Shaun McCance wrote:
On Fri, 2006-06-23 at 16:13 -0700, James Richard Tyrer wrote:
Shaun McCance wrote:
On Thu, 2006-06-22 at 17:02 -0400, Rodney Dawes wrote:
The real problem here is that we need a good way to deal with
action/status/etc... icons provided by the applications
themselves, which are not part of the base set of icons, or are
specific to the application itself, and are required by its
UI. Application icons themselves shouldn't be an issue, as they
should be installed to hicolor.
We really need some way for apps to install icons into a
private theme directory, and specify that lookups should be
made within it, as a fallback. One hacky way to do this
currently, is to install icons into a private data directory,
in the "hicolor" theme, such as:
/usr/share/application/icons/hicolor/
One can then alter the XDG_DATA_DIRS variable internally to the
application, to include /usr/share/application/ within the
path. This will cause this instance of icons in hicolor to only
be used within the application in question, and avoid file
conflicts with other applications which may want to install an
icon of the same name.
Having a somewhat more sane method to do this, would be much
better though, I think. And, we certainly need one.
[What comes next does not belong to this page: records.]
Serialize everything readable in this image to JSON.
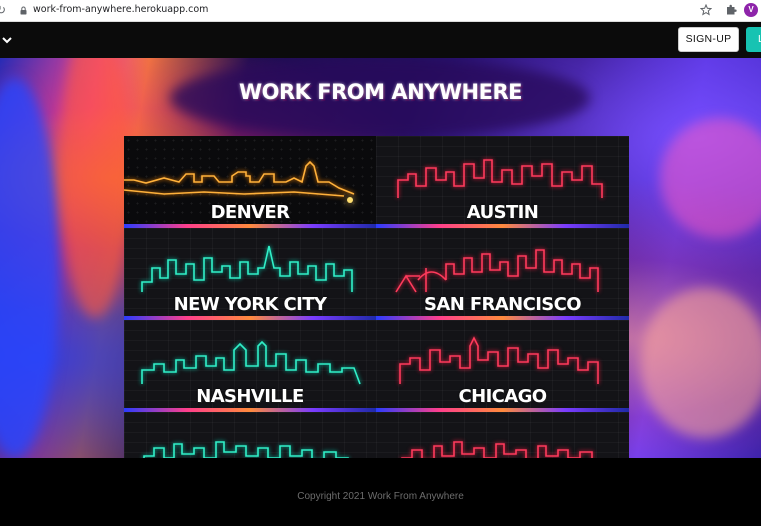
{
  "browser": {
    "url": "work-from-anywhere.herokuapp.com",
    "avatar_letter": "V"
  },
  "nav": {
    "signup_label": "SIGN-UP",
    "login_label": "L"
  },
  "hero": {
    "title": "WORK FROM ANYWHERE"
  },
  "cities": [
    {
      "label": "DENVER",
      "color": "#ffb13b"
    },
    {
      "label": "AUSTIN",
      "color": "#ff3b5c"
    },
    {
      "label": "NEW YORK CITY",
      "color": "#31f0c8"
    },
    {
      "label": "SAN FRANCISCO",
      "color": "#ff3b5c"
    },
    {
      "label": "NASHVILLE",
      "color": "#31f0c8"
    },
    {
      "label": "CHICAGO",
      "color": "#ff3b5c"
    },
    {
      "label": "",
      "color": "#31f0c8"
    },
    {
      "label": "",
      "color": "#ff3b5c"
    }
  ],
  "footer": {
    "copyright": "Copyright 2021 Work From Anywhere"
  },
  "colors": {
    "accent": "#17c3b2",
    "avatar": "#8e24aa"
  }
}
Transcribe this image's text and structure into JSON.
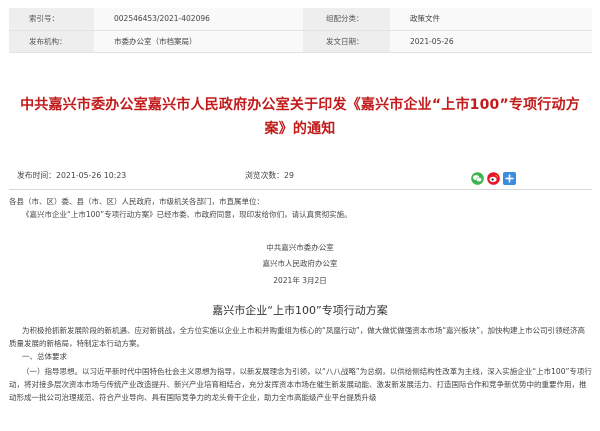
{
  "meta": {
    "rows": [
      {
        "k1": "索引号：",
        "v1": "002546453/2021-402096",
        "k2": "组配分类：",
        "v2": "政策文件"
      },
      {
        "k1": "发布机构：",
        "v1": "市委办公室（市档案局）",
        "k2": "发文日期：",
        "v2": "2021-05-26"
      }
    ]
  },
  "title": "中共嘉兴市委办公室嘉兴市人民政府办公室关于印发《嘉兴市企业“上市100”专项行动方案》的通知",
  "info": {
    "publish_time": "发布时间：2021-05-26 10:23",
    "views_label": "浏览次数：",
    "views_count": "29"
  },
  "share_icons": [
    "wechat-icon",
    "weibo-icon",
    "share-plus-icon"
  ],
  "body": {
    "recipients": "各县（市、区）委、县（市、区）人民政府，市级机关各部门，市直属单位：",
    "notice": "《嘉兴市企业“上市100”专项行动方案》已经市委、市政府同意，现印发给你们，请认真贯彻实施。",
    "sign1": "中共嘉兴市委办公室",
    "sign2": "嘉兴市人民政府办公室",
    "date": "2021年 3月2日"
  },
  "doc": {
    "title": "嘉兴市企业“上市100”专项行动方案",
    "intro": "为积极抢抓新发展阶段的新机遇、应对新挑战，全方位实施以企业上市和并购重组为核心的“凤凰行动”，做大做优做强资本市场“嘉兴板块”，加快构建上市公司引领经济高质量发展的新格局，特制定本行动方案。",
    "section1": "一、总体要求",
    "para1": "（一）指导思想。以习近平新时代中国特色社会主义思想为指导，以新发展理念为引领，以“八八战略”为总纲，以供给侧结构性改革为主线，深入实施企业“上市100”专项行动，将对接多层次资本市场与传统产业改造提升、新兴产业培育相结合，充分发挥资本市场在催生新发展动能、激发新发展活力、打造国际合作和竞争新优势中的重要作用，推动形成一批公司治理规范、符合产业导向、具有国际竞争力的龙头骨干企业，助力全市高能级产业平台提质升级"
  }
}
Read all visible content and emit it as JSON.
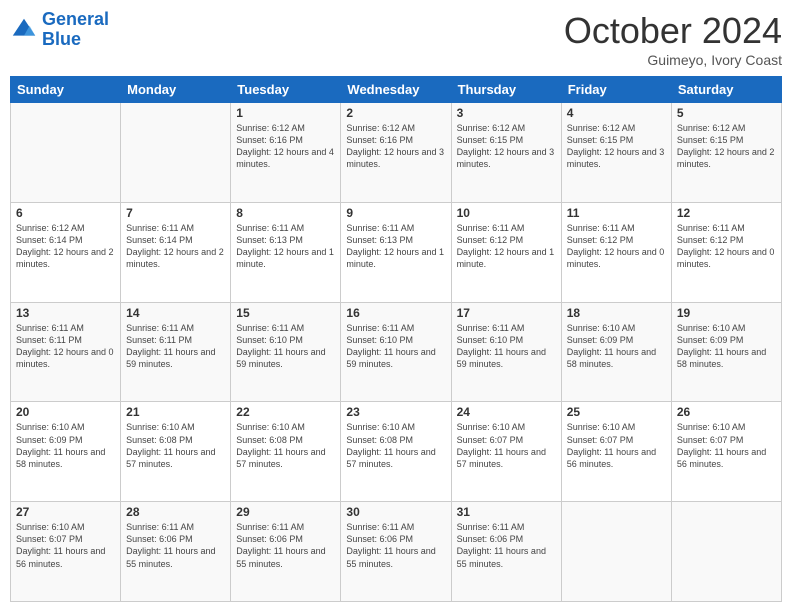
{
  "header": {
    "logo_line1": "General",
    "logo_line2": "Blue",
    "month_title": "October 2024",
    "subtitle": "Guimeyo, Ivory Coast"
  },
  "weekdays": [
    "Sunday",
    "Monday",
    "Tuesday",
    "Wednesday",
    "Thursday",
    "Friday",
    "Saturday"
  ],
  "weeks": [
    [
      {
        "day": "",
        "sunrise": "",
        "sunset": "",
        "daylight": ""
      },
      {
        "day": "",
        "sunrise": "",
        "sunset": "",
        "daylight": ""
      },
      {
        "day": "1",
        "sunrise": "Sunrise: 6:12 AM",
        "sunset": "Sunset: 6:16 PM",
        "daylight": "Daylight: 12 hours and 4 minutes."
      },
      {
        "day": "2",
        "sunrise": "Sunrise: 6:12 AM",
        "sunset": "Sunset: 6:16 PM",
        "daylight": "Daylight: 12 hours and 3 minutes."
      },
      {
        "day": "3",
        "sunrise": "Sunrise: 6:12 AM",
        "sunset": "Sunset: 6:15 PM",
        "daylight": "Daylight: 12 hours and 3 minutes."
      },
      {
        "day": "4",
        "sunrise": "Sunrise: 6:12 AM",
        "sunset": "Sunset: 6:15 PM",
        "daylight": "Daylight: 12 hours and 3 minutes."
      },
      {
        "day": "5",
        "sunrise": "Sunrise: 6:12 AM",
        "sunset": "Sunset: 6:15 PM",
        "daylight": "Daylight: 12 hours and 2 minutes."
      }
    ],
    [
      {
        "day": "6",
        "sunrise": "Sunrise: 6:12 AM",
        "sunset": "Sunset: 6:14 PM",
        "daylight": "Daylight: 12 hours and 2 minutes."
      },
      {
        "day": "7",
        "sunrise": "Sunrise: 6:11 AM",
        "sunset": "Sunset: 6:14 PM",
        "daylight": "Daylight: 12 hours and 2 minutes."
      },
      {
        "day": "8",
        "sunrise": "Sunrise: 6:11 AM",
        "sunset": "Sunset: 6:13 PM",
        "daylight": "Daylight: 12 hours and 1 minute."
      },
      {
        "day": "9",
        "sunrise": "Sunrise: 6:11 AM",
        "sunset": "Sunset: 6:13 PM",
        "daylight": "Daylight: 12 hours and 1 minute."
      },
      {
        "day": "10",
        "sunrise": "Sunrise: 6:11 AM",
        "sunset": "Sunset: 6:12 PM",
        "daylight": "Daylight: 12 hours and 1 minute."
      },
      {
        "day": "11",
        "sunrise": "Sunrise: 6:11 AM",
        "sunset": "Sunset: 6:12 PM",
        "daylight": "Daylight: 12 hours and 0 minutes."
      },
      {
        "day": "12",
        "sunrise": "Sunrise: 6:11 AM",
        "sunset": "Sunset: 6:12 PM",
        "daylight": "Daylight: 12 hours and 0 minutes."
      }
    ],
    [
      {
        "day": "13",
        "sunrise": "Sunrise: 6:11 AM",
        "sunset": "Sunset: 6:11 PM",
        "daylight": "Daylight: 12 hours and 0 minutes."
      },
      {
        "day": "14",
        "sunrise": "Sunrise: 6:11 AM",
        "sunset": "Sunset: 6:11 PM",
        "daylight": "Daylight: 11 hours and 59 minutes."
      },
      {
        "day": "15",
        "sunrise": "Sunrise: 6:11 AM",
        "sunset": "Sunset: 6:10 PM",
        "daylight": "Daylight: 11 hours and 59 minutes."
      },
      {
        "day": "16",
        "sunrise": "Sunrise: 6:11 AM",
        "sunset": "Sunset: 6:10 PM",
        "daylight": "Daylight: 11 hours and 59 minutes."
      },
      {
        "day": "17",
        "sunrise": "Sunrise: 6:11 AM",
        "sunset": "Sunset: 6:10 PM",
        "daylight": "Daylight: 11 hours and 59 minutes."
      },
      {
        "day": "18",
        "sunrise": "Sunrise: 6:10 AM",
        "sunset": "Sunset: 6:09 PM",
        "daylight": "Daylight: 11 hours and 58 minutes."
      },
      {
        "day": "19",
        "sunrise": "Sunrise: 6:10 AM",
        "sunset": "Sunset: 6:09 PM",
        "daylight": "Daylight: 11 hours and 58 minutes."
      }
    ],
    [
      {
        "day": "20",
        "sunrise": "Sunrise: 6:10 AM",
        "sunset": "Sunset: 6:09 PM",
        "daylight": "Daylight: 11 hours and 58 minutes."
      },
      {
        "day": "21",
        "sunrise": "Sunrise: 6:10 AM",
        "sunset": "Sunset: 6:08 PM",
        "daylight": "Daylight: 11 hours and 57 minutes."
      },
      {
        "day": "22",
        "sunrise": "Sunrise: 6:10 AM",
        "sunset": "Sunset: 6:08 PM",
        "daylight": "Daylight: 11 hours and 57 minutes."
      },
      {
        "day": "23",
        "sunrise": "Sunrise: 6:10 AM",
        "sunset": "Sunset: 6:08 PM",
        "daylight": "Daylight: 11 hours and 57 minutes."
      },
      {
        "day": "24",
        "sunrise": "Sunrise: 6:10 AM",
        "sunset": "Sunset: 6:07 PM",
        "daylight": "Daylight: 11 hours and 57 minutes."
      },
      {
        "day": "25",
        "sunrise": "Sunrise: 6:10 AM",
        "sunset": "Sunset: 6:07 PM",
        "daylight": "Daylight: 11 hours and 56 minutes."
      },
      {
        "day": "26",
        "sunrise": "Sunrise: 6:10 AM",
        "sunset": "Sunset: 6:07 PM",
        "daylight": "Daylight: 11 hours and 56 minutes."
      }
    ],
    [
      {
        "day": "27",
        "sunrise": "Sunrise: 6:10 AM",
        "sunset": "Sunset: 6:07 PM",
        "daylight": "Daylight: 11 hours and 56 minutes."
      },
      {
        "day": "28",
        "sunrise": "Sunrise: 6:11 AM",
        "sunset": "Sunset: 6:06 PM",
        "daylight": "Daylight: 11 hours and 55 minutes."
      },
      {
        "day": "29",
        "sunrise": "Sunrise: 6:11 AM",
        "sunset": "Sunset: 6:06 PM",
        "daylight": "Daylight: 11 hours and 55 minutes."
      },
      {
        "day": "30",
        "sunrise": "Sunrise: 6:11 AM",
        "sunset": "Sunset: 6:06 PM",
        "daylight": "Daylight: 11 hours and 55 minutes."
      },
      {
        "day": "31",
        "sunrise": "Sunrise: 6:11 AM",
        "sunset": "Sunset: 6:06 PM",
        "daylight": "Daylight: 11 hours and 55 minutes."
      },
      {
        "day": "",
        "sunrise": "",
        "sunset": "",
        "daylight": ""
      },
      {
        "day": "",
        "sunrise": "",
        "sunset": "",
        "daylight": ""
      }
    ]
  ]
}
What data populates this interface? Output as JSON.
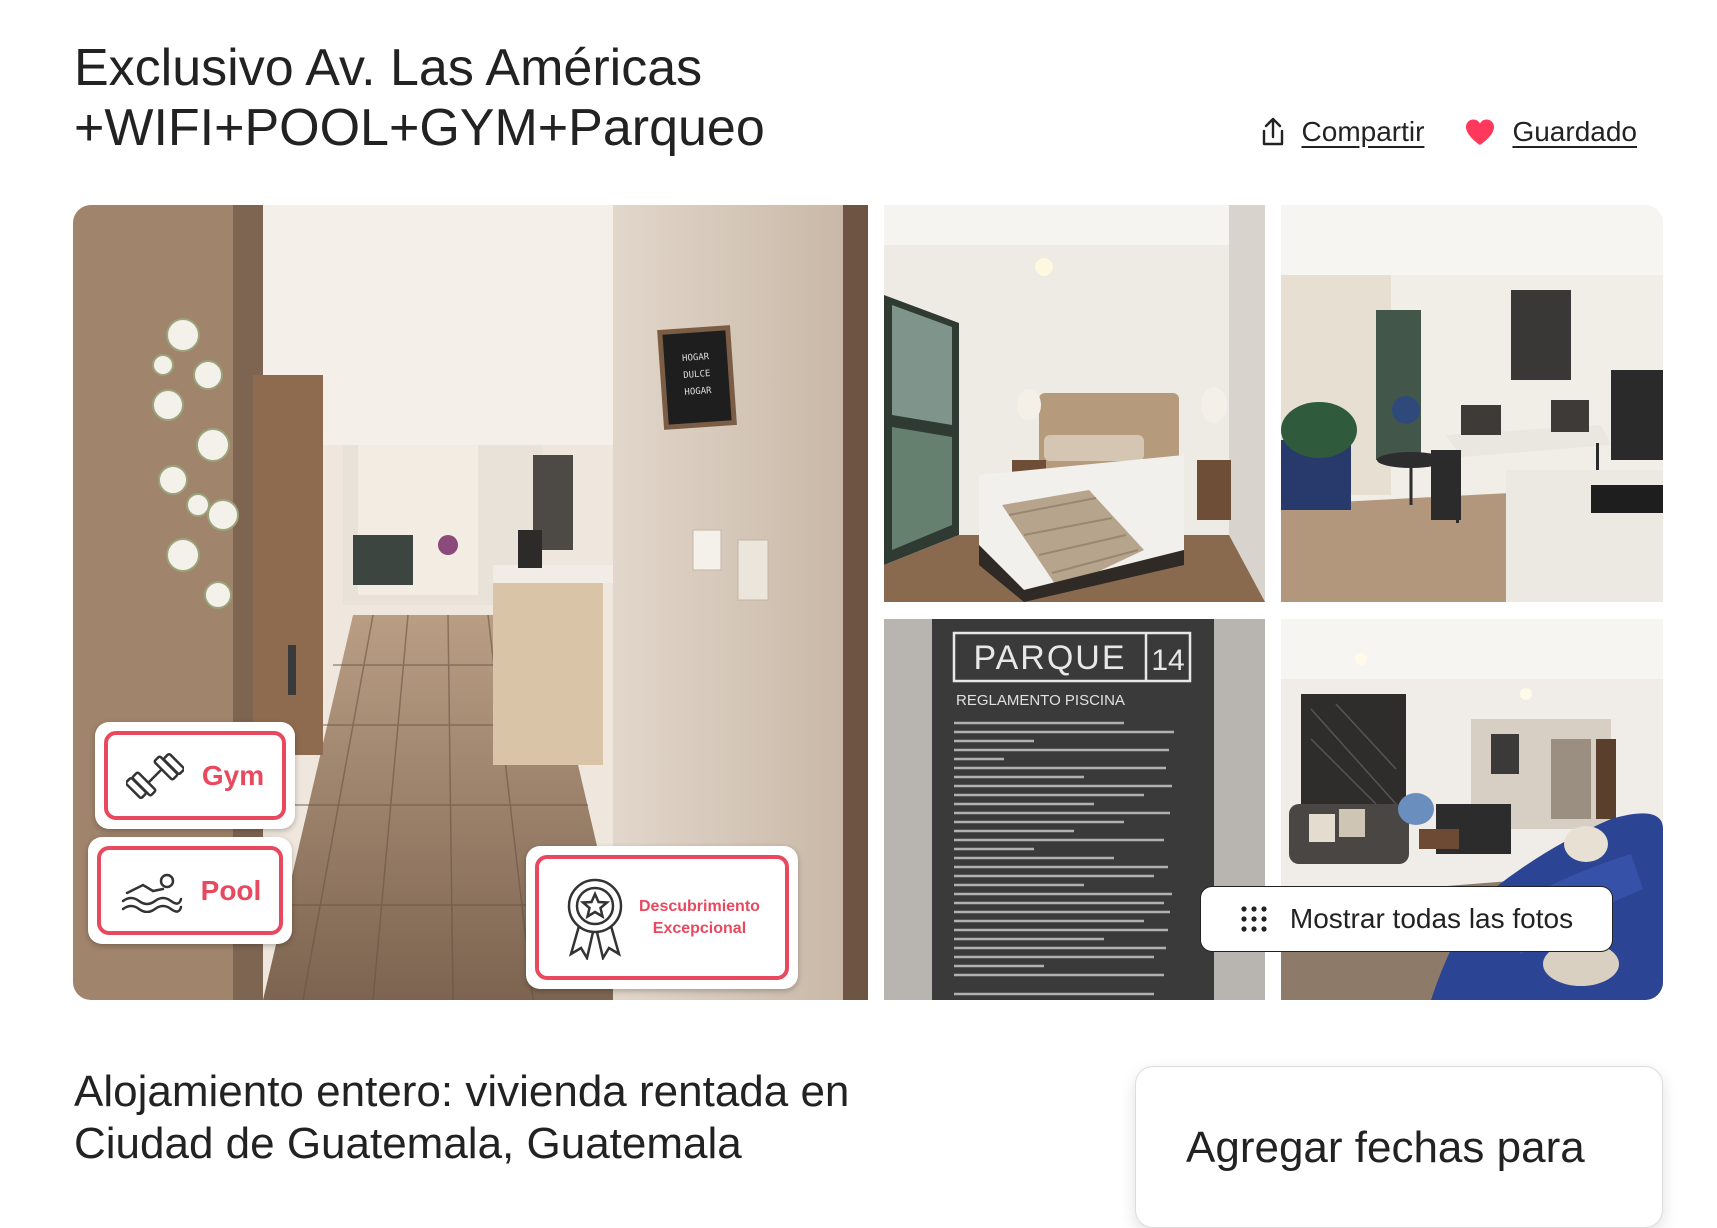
{
  "listing": {
    "title_line1": "Exclusivo Av. Las Américas",
    "title_line2": "+WIFI+POOL+GYM+Parqueo",
    "share_label": "Compartir",
    "saved_label": "Guardado"
  },
  "gallery": {
    "show_all_label": "Mostrar todas las fotos",
    "badges": {
      "gym": "Gym",
      "pool": "Pool",
      "discovery_line1": "Descubrimiento",
      "discovery_line2": "Excepcional"
    },
    "sign": {
      "brand": "PARQUE",
      "number": "14",
      "heading": "REGLAMENTO PISCINA"
    },
    "letterboard": [
      "HOGAR",
      "DULCE",
      "HOGAR"
    ]
  },
  "details": {
    "subtitle_line1": "Alojamiento entero: vivienda rentada en",
    "subtitle_line2": "Ciudad de Guatemala, Guatemala"
  },
  "booking": {
    "prompt": "Agregar fechas para"
  },
  "colors": {
    "accent": "#e8495f",
    "heart": "#ff385c",
    "text": "#222222"
  },
  "icons": {
    "share": "share-icon",
    "saved": "heart-icon",
    "show_all": "grid-dots-icon"
  }
}
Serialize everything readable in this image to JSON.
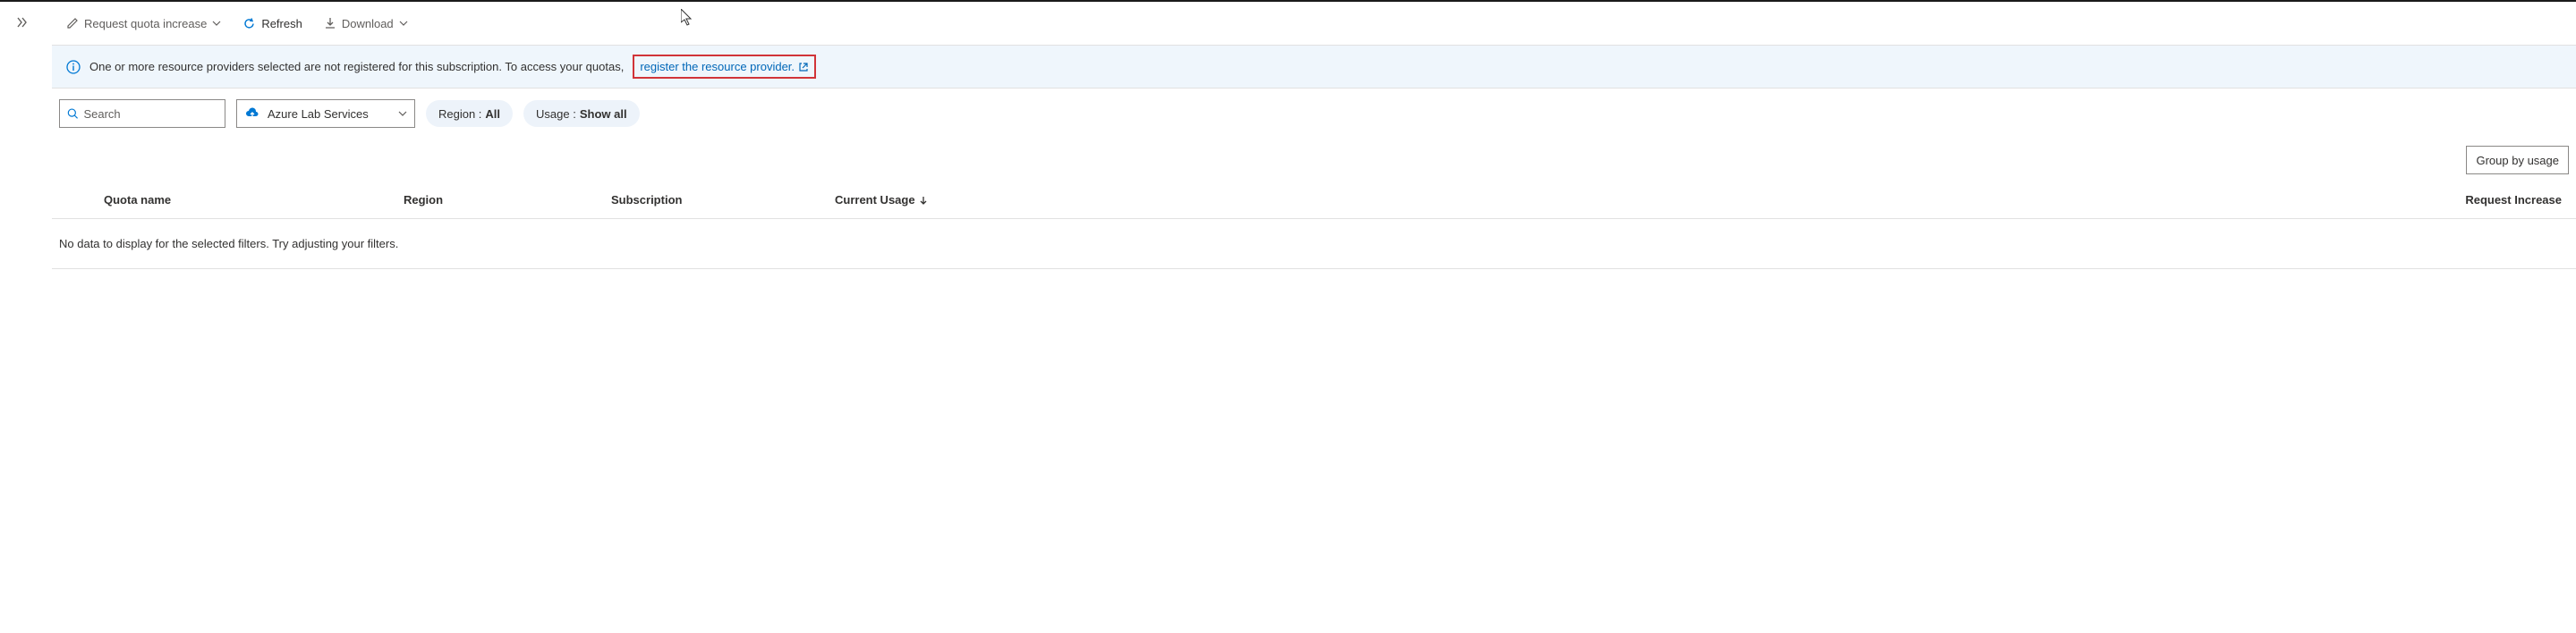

Just to "me too" and provide added complexity (which I know I've
talked with you about, Rodney, but maybe not other people here
who make shit happen):
With my application developer hat on, I've had to deal with this
exact problem. Yelp installs some custom icons it uses in its
DocBook renderings. I'll bet we could manage to make a few of
them standard icons, but not all of them.
So trying to be a good icon theme citizen, Yelp puts its custom
icons in its own DATADIR subdirectory, and tells GTK+ about that
for icon lookups. But in Gnome, we've come to the conclusion
that it just isn't feasible for our accessibility themes to be
constantly chasing application-specific icons. We need to be
able to ship accessibility versions of the icons with Yelp, but
our current mechanism leaves us no way of doing that without
installing directly into those themes' directories. And if I'm
not supposed to install to hicolor, it's certainly no less evil
to install to HighContrastInverse.
I suspect we could probably solve this with an explicit idea of
an application icon directory, coupled with a few standard base
themes for accessibility.
Shaun:
What we need is not just a GNOME solution for the GNOME DeskTop. We
need a solution that works for a GNOME application running on any
Desktop. That is why the Icon Theme spec was drawn up and
installing icons in a DATADIR doesn't follow the spec.
There is nothing GNOME-specific about anything I just said. I am
installing my application-specific icons into my application's data
directory, commonly /usr/share/yelp/icons.
That isn't how you would do it with KDE. In KDE you would install them
where I said:
$XDG_PREFIX/share/apps/<app_name>/icons/<theme>/<size>/<type>
and you can install multiple themes and KDE will (is supposed to --
there are some bugs) load the icons for the theme you are using or fall
back to HiColor.
I am then adding this directory to the icon search path within my
application, which is perfectly suitable because my application is
the only application that needs to access them.
With KDE you don't have to add this path to anything, the KDE Icon
Loader knows to look there first.
It has nothing to do with Gnome.
So, yes this is a GNOME specific issue -- at least a non-KDE specific issue.
And that's exactly the hack Rodney referred to. The problem with it
(and one reason it's just a hack) is that I can't provide my own
versions of icons for other themes without installing into those
themes' directories, which is evil.
You can with the system KDE uses and I thought that it was part of the
standard. If it isn't then it needs to be.